Deploying Your Custom Model
Once you're happy with the results, your custom model lives in the Ollama container. To use it across your homelab, export it and serve it via your reverse proxy:
# Export the model
docker exec ollama-finetune ollama export my-custom-model:v1 > my-custom-model.gguf
# Copy to your main Ollama instance
docker cp ollama-finetune:/my-custom-model.gguf ./models/
docker exec ollama ollama pull my-custom-model:v1
If you're running Ollama with Caddy or Nginx, add a route for your custom model API endpoint:
# Caddy example
localhost:11434 {
reverse_proxy http://ollama:11434
}
Now your Home Assistant, Node-RED, or custom scripts can call your specialized model. Update your application configuration to use the custom model name instead of generic `mistral` or `llama2`.

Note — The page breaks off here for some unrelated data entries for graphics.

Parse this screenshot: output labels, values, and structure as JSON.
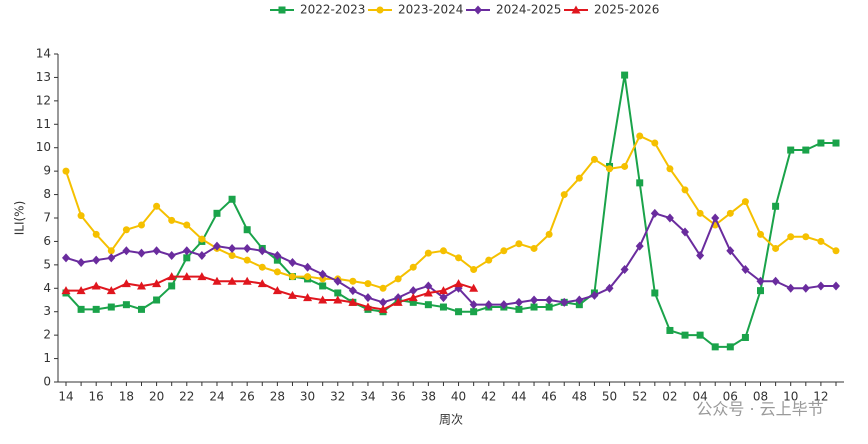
{
  "chart_data": {
    "type": "line",
    "x_label": "周次",
    "y_label": "ILI(%)",
    "categories": [
      "14",
      null,
      "16",
      null,
      "18",
      null,
      "20",
      null,
      "22",
      null,
      "24",
      null,
      "26",
      null,
      "28",
      null,
      "30",
      null,
      "32",
      null,
      "34",
      null,
      "36",
      null,
      "38",
      null,
      "40",
      null,
      "42",
      null,
      "44",
      null,
      "46",
      null,
      "48",
      null,
      "50",
      null,
      "52",
      null,
      "02",
      null,
      "04",
      null,
      "06",
      null,
      "08",
      null,
      "10",
      null,
      "12",
      null
    ],
    "ylim": [
      0,
      14
    ],
    "yticks": [
      0,
      1,
      2,
      3,
      4,
      5,
      6,
      7,
      8,
      9,
      10,
      11,
      12,
      13,
      14
    ],
    "legend": "top",
    "series": [
      {
        "name": "2022-2023",
        "color": "#1aa34a",
        "marker": "square",
        "values": [
          3.8,
          3.1,
          3.1,
          3.2,
          3.3,
          3.1,
          3.5,
          4.1,
          5.3,
          6.0,
          7.2,
          7.8,
          6.5,
          5.7,
          5.2,
          4.5,
          4.4,
          4.1,
          3.8,
          3.4,
          3.1,
          3.0,
          3.5,
          3.4,
          3.3,
          3.2,
          3.0,
          3.0,
          3.2,
          3.2,
          3.1,
          3.2,
          3.2,
          3.4,
          3.3,
          3.8,
          9.2,
          13.1,
          8.5,
          3.8,
          2.2,
          2.0,
          2.0,
          1.5,
          1.5,
          1.9,
          3.9,
          7.5,
          9.9,
          9.9,
          10.2,
          10.2
        ]
      },
      {
        "name": "2023-2024",
        "color": "#f5c000",
        "marker": "circle",
        "values": [
          9.0,
          7.1,
          6.3,
          5.6,
          6.5,
          6.7,
          7.5,
          6.9,
          6.7,
          6.1,
          5.7,
          5.4,
          5.2,
          4.9,
          4.7,
          4.5,
          4.5,
          4.4,
          4.4,
          4.3,
          4.2,
          4.0,
          4.4,
          4.9,
          5.5,
          5.6,
          5.3,
          4.8,
          5.2,
          5.6,
          5.9,
          5.7,
          6.3,
          8.0,
          8.7,
          9.5,
          9.1,
          9.2,
          10.5,
          10.2,
          9.1,
          8.2,
          7.2,
          6.7,
          7.2,
          7.7,
          6.3,
          5.7,
          6.2,
          6.2,
          6.0,
          5.6
        ]
      },
      {
        "name": "2024-2025",
        "color": "#6a2c9e",
        "marker": "diamond",
        "values": [
          5.3,
          5.1,
          5.2,
          5.3,
          5.6,
          5.5,
          5.6,
          5.4,
          5.6,
          5.4,
          5.8,
          5.7,
          5.7,
          5.6,
          5.4,
          5.1,
          4.9,
          4.6,
          4.3,
          3.9,
          3.6,
          3.4,
          3.6,
          3.9,
          4.1,
          3.6,
          4.0,
          3.3,
          3.3,
          3.3,
          3.4,
          3.5,
          3.5,
          3.4,
          3.5,
          3.7,
          4.0,
          4.8,
          5.8,
          7.2,
          7.0,
          6.4,
          5.4,
          7.0,
          5.6,
          4.8,
          4.3,
          4.3,
          4.0,
          4.0,
          4.1,
          4.1
        ]
      },
      {
        "name": "2025-2026",
        "color": "#e0161e",
        "marker": "triangle",
        "values": [
          3.9,
          3.9,
          4.1,
          3.9,
          4.2,
          4.1,
          4.2,
          4.5,
          4.5,
          4.5,
          4.3,
          4.3,
          4.3,
          4.2,
          3.9,
          3.7,
          3.6,
          3.5,
          3.5,
          3.4,
          3.2,
          3.1,
          3.4,
          3.6,
          3.8,
          3.9,
          4.2,
          4.0,
          null,
          null,
          null,
          null,
          null,
          null,
          null,
          null,
          null,
          null,
          null,
          null,
          null,
          null,
          null,
          null,
          null,
          null,
          null,
          null,
          null,
          null,
          null,
          null
        ]
      }
    ]
  },
  "watermark": "公众号 · 云上毕节"
}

Practical Tips from My Workflow
Version your models. I tag every fine-tuned model with a date and iteration number: `my-model:2026-03-29-v3`. If a new version performs worse, I roll back instantly.
Keep training data alongside code. I version-control my training JSONL files in Git (sanitized of sensitive data) so I can reproduce any model months later.
A/B test before committing. Before deploying a fine-tuned model to production, run it on a test set alongside the base model for a few days. Measure response quality and speed.
Expect diminishing returns. After 5,000 training examples, improvements plateau. If you hit a wall, you probably need a different base model, not more data.
Fine-tune incrementally. Don't wait to collect 10,000 examples. Fine-tune with 500, evaluate, then add another 500 based on what failed. This is much faster than one giant training run.
When Fine-tuning Isn't the Answer
Before you spend hours on this, ask yourself: am I solving a real problem, or creating work?
Fine-tuning is overkill if:
- You only need the model to know 5–10 specific facts. Use retrieval-augmented generation (RAG) instead—feed context directly to the prompt.
- Your task is completely novel and you have almost no training examples. You need at least a few hundred good examples.
- The base model already does what you need with a good prompt. Seriously, try a 3-shot prompt first. It's free.
But if you have clean, representative data and you're running the same task repeatedly, fine-tuning will save you compute, context tokens, and frustration.
Next Steps
Start small. Pick one task—maybe parsing your logs, formatting documents, or classifying support tickets. Collect 500–1,000 good examples. Fine-tune a small model (7B). Validate. Ship it.
Once you've done it once, you'll understand the workflow and can scale to more complex models and larger datasets. The infrastructure is straightforward; the hard part is always the data.